In a similar case last year, one of Judge Economus’ colleagues, U.S. District Court Judge Solomon Oliver, refused to grant a Cleveland television station a temporary restraining order it sought against Mayor Jane Campbell. In March 2004, she barred city workers from talking with reporters from WOIO-TV after the station aired a story about Cleveland police officers earning about $84,000 in overtime by driving Campbell and her family around the city and out of state.

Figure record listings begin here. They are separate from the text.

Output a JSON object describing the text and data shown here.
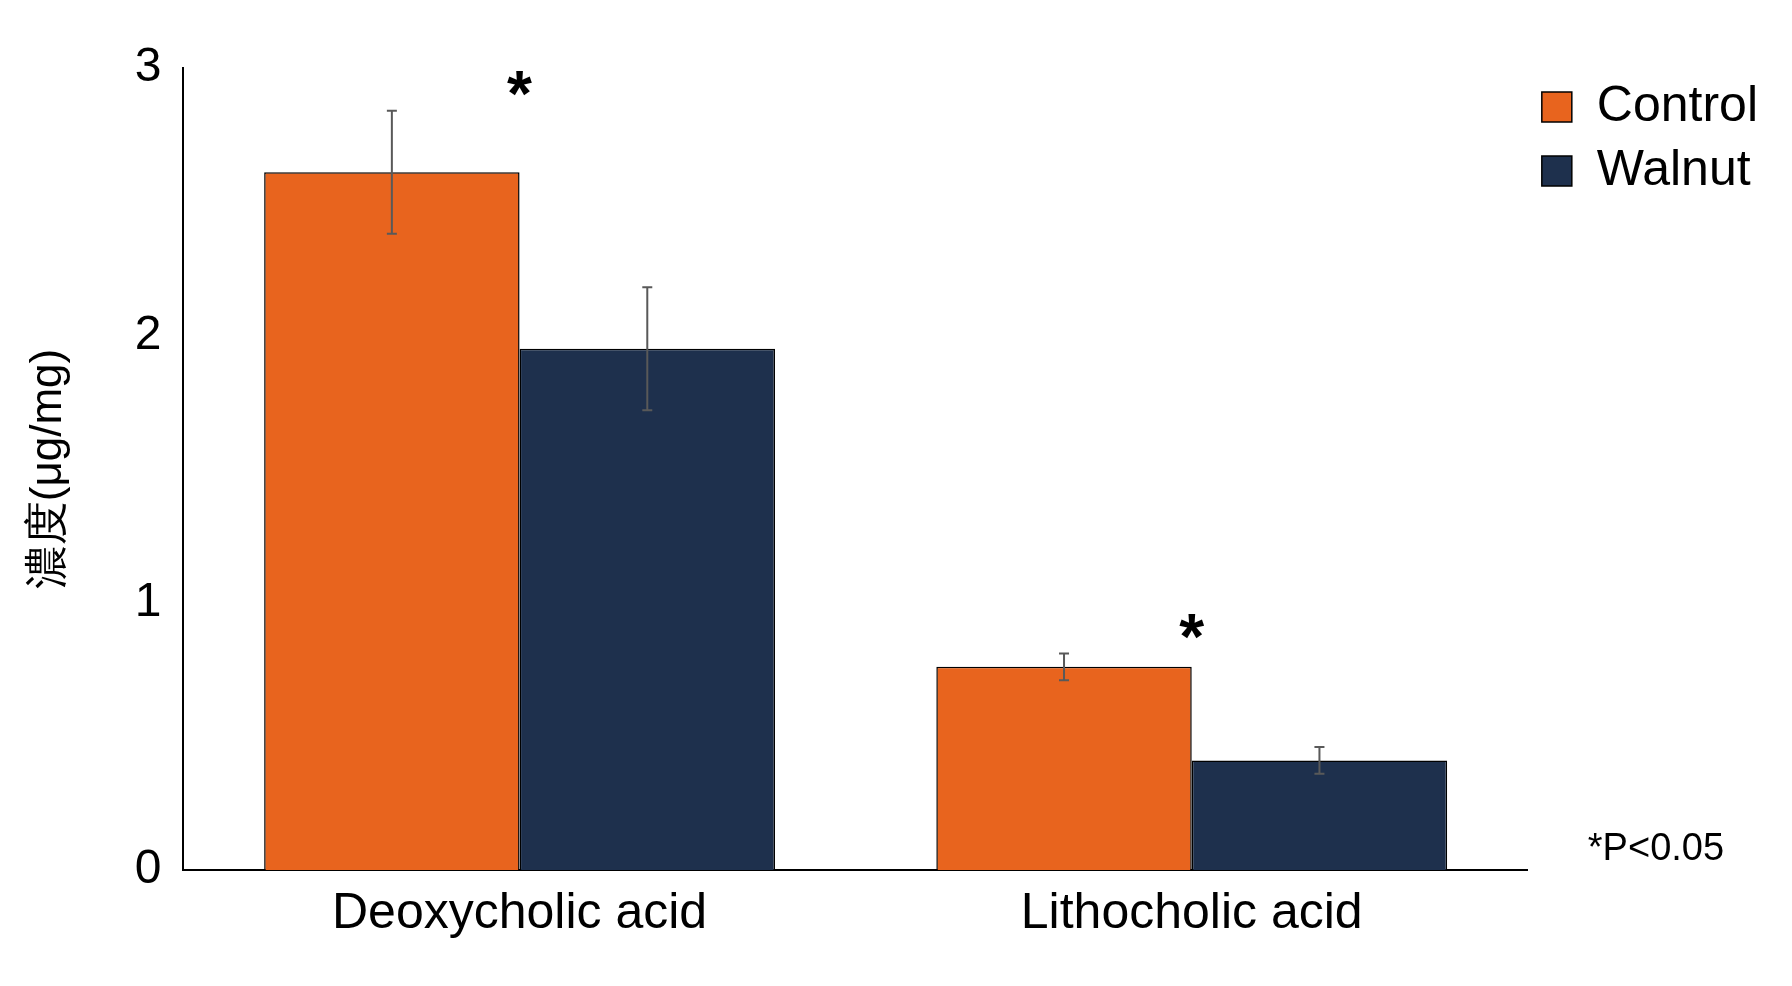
{
  "chart_data": {
    "type": "bar",
    "ylabel": "濃度(μg/mg)",
    "categories": [
      "Deoxycholic acid",
      "Lithocholic acid"
    ],
    "series": [
      {
        "name": "Control",
        "color": "#e8641e",
        "values": [
          2.61,
          0.76
        ],
        "errors": [
          [
            2.38,
            2.84
          ],
          [
            0.71,
            0.81
          ]
        ]
      },
      {
        "name": "Walnut",
        "color": "#1e304d",
        "values": [
          1.95,
          0.41
        ],
        "errors": [
          [
            1.72,
            2.18
          ],
          [
            0.36,
            0.46
          ]
        ]
      }
    ],
    "ylim": [
      0,
      3
    ],
    "yticks": [
      0,
      1,
      2,
      3
    ],
    "grid": false,
    "legend": "top right",
    "annotations": [
      "*",
      "*",
      "*P<0.05"
    ]
  }
}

“The mayor may exercise her right not to speak to certain reporters that, in her opinion, she views as untrustworthy or irresponsible. . . . Mayor Campbell may make the determination that city administrators and employees may not comment on behalf of the city to members of the media,” Judge Oliver wrote. He relied heavily on Snyder v. Ringgold, as McKelvey did in his letter.

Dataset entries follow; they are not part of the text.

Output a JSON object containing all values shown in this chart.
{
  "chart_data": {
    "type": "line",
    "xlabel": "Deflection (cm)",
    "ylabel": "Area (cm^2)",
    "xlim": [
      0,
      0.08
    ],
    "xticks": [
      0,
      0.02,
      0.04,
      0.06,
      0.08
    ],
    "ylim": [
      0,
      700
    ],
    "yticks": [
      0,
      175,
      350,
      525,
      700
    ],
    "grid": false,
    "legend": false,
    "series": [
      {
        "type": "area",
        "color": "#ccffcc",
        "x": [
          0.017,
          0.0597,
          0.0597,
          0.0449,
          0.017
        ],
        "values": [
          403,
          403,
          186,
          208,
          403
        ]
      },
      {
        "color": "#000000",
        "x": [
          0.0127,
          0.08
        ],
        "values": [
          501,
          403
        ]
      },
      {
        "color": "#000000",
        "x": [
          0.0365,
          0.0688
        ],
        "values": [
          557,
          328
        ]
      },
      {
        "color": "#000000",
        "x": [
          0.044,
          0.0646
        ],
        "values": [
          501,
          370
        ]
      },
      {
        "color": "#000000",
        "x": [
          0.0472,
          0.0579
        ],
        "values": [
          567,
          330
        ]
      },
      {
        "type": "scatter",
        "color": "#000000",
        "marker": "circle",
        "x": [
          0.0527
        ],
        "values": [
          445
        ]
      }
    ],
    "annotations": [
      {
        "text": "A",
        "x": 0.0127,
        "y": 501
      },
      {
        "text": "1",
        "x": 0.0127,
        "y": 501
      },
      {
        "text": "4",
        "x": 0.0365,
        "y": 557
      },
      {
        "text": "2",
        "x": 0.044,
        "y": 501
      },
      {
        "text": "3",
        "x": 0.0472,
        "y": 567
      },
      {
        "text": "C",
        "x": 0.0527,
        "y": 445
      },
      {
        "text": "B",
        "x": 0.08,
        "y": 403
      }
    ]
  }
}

The mayor and the television station later reached an out-of-court settlement that allowed the station’s reporters to return to city hall and interview city employees, The Journal reported.
Such edicts don’t always lead to legal action. Tobin thinks that’s because “most politicians are wiser than the politician who expressly discriminates and retaliates against journalists.”
Frequently, government officials decide such edicts ultimately are not a good idea.
In Phoenix, Ore., Mayor Vicki Bear barred elected officials and city workers from talking with reporters about city business in early March. Instead, journalists were ordered to go through a single contact person, said Scot Bolsinger, editor of The (Ashland) Daily Tidings.
Bear’s February e-mail edict to Daily Tidings reporter Robert Plain read, in part: “Please refrain from contacting department heads or employees as they will not be commenting on issues unless given direction from my office.”
Less than two hours later, Bolsinger said, Bear tried to keep a prescheduled meeting with a city planner and was refused. Plain received another e-mail from Bear: “When I said that there is a contact person for media that is exactly what I mean. That doesn’t mean that you turn around and contact the city’s planning department.”
Bolsinger and Plain did not back down and Bear “completely and utterly rescinded the order within a week,” Bolsinger said.
In Chesapeake, Va., city officials have clamped down on officials talking to reporters from The Virginian-Pilot.
After a series of stories earlier this year about residents of a subdivision finding chemical waste in their backyards and questioning the city’s ability to protect them, city officials further tightened the muzzle in late April, said reporter Claudia Assis.
Information about “everything except the time of meetings” she must now obtain through one person after an order to city officials not to speak with her, she said.
“They don’t do it in a vacuum,” she said. “They do it when they feel cornered or threatened.”
Bolden said cases like Gov. Ehrlich’s that make national news tend to embolden officials.
“Literally, it’s reached the local level where you’ve got volunteer or stipended officials who do not believe in the openness of government,” he said.